While he was filling the tank she headed for the toilets. She was halfway across the concrete apron before she realised that she had left her bag in the car. She went back for it.

‘I’m not going to do a runner,’ he said in an amused tone.

‘I need some stuff,’ she said, lamely.

In the toilets, she released a jet of dark yellow piss into the pan. She was dehydrated and light headed, strangely otherworldly. She knew she must run. She finished and wiped herself. Next she unlatched and shoved the small frosted-glass window open to reveal a view of a row of bins and the pine woods on the hillside beyond. She opened the window to its full extent, climbed on to the toilet seat and turned to pick up the dog. It went through the window first and then the rucksack and finally she squeezed out after it. She dropped to the ground on all fours.

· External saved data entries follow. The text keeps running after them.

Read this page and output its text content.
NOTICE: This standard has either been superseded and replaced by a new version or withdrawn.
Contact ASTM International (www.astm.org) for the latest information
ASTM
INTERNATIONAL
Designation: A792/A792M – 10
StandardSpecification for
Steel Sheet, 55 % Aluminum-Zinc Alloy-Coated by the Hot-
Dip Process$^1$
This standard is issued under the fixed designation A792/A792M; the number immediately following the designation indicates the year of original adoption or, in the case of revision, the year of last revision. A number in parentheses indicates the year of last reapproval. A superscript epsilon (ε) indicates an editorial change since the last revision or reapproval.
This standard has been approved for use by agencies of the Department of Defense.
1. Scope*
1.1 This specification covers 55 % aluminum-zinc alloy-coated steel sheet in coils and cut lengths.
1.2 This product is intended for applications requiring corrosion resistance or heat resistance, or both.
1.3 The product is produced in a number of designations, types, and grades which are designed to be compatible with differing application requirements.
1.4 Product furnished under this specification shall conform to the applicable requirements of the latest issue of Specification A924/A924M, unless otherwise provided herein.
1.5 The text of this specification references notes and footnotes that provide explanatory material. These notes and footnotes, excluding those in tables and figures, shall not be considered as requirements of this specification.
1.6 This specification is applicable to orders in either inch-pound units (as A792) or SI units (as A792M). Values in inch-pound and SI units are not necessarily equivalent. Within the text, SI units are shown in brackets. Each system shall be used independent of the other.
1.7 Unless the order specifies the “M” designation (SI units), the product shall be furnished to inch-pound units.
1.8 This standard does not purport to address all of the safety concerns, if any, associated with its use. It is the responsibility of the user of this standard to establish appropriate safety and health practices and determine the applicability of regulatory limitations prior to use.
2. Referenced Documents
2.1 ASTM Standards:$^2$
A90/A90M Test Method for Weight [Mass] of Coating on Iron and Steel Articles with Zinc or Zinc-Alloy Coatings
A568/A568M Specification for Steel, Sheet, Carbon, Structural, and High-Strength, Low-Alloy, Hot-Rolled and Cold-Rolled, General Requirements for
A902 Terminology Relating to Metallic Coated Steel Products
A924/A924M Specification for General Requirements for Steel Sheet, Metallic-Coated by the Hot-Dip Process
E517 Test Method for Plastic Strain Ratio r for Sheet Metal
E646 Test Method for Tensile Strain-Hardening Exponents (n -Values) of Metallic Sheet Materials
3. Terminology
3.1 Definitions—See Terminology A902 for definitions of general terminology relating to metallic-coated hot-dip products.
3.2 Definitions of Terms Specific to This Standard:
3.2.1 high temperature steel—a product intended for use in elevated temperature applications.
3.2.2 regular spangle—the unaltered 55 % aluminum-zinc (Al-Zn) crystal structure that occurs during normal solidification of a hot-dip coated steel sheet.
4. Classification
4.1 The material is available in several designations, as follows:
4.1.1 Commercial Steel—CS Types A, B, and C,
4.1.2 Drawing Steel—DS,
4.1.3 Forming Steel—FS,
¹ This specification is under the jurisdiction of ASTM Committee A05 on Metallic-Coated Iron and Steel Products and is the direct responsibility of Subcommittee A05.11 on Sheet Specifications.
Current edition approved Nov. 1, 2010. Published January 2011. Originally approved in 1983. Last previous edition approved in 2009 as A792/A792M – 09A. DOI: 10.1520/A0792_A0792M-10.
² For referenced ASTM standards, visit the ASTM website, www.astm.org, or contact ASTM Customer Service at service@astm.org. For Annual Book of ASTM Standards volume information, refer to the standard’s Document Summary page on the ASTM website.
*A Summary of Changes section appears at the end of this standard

She walked quickly past the bins and into the pine woods with the dog following. She quickly spotted a path and ran along it until she reached a Forestry Commission track. She could hear him shouting in the woods behind her. She followed the track for fifty metres or so and then struck out into the woods, with the morning sun behind her. Eventually she reached a tarmac road. A holidaying couple gave her a lift to Mallaig, where she caught the ferry to the Isle of Skye. Further lifts carried her northwards, the single-track roads unrolling like ribbons over the blind summits and plunging slopes of the island.

She spent her second night on the run in a grove of alders beside a river on the Trotternish Peninsula. She dreamt that night of the sea, of waves breaking on a desert shore and a voice calling her name. At first she thought it might be Jonah, but it was Nor, squatting on the sand some distance off with his hand reaching out to her. He was wearing the same mocking smile as on the Interpol poster; he was saying, ‘Come and find me …’

In the morning she took the ferry to Barra.

Nor’s confession

7 September 2005

Miranda walked up the lane hunched against the spindrift rolling off the dunes. The house was dark granite with white-painted shutters, and the stone walls snaked across the waterlogged fields from it in a riot of brambles. Scuds of cloud raced across the sun and pools of water shimmered like mirrors. A toad leapt out of the brambles into the road and the dog followed it with his snout as it crossed to the opposite verge. Above the rock peak of a nearby hill a pair of choughs wheeled and cawed. She caught the smell of peat smoke on the offshore wind.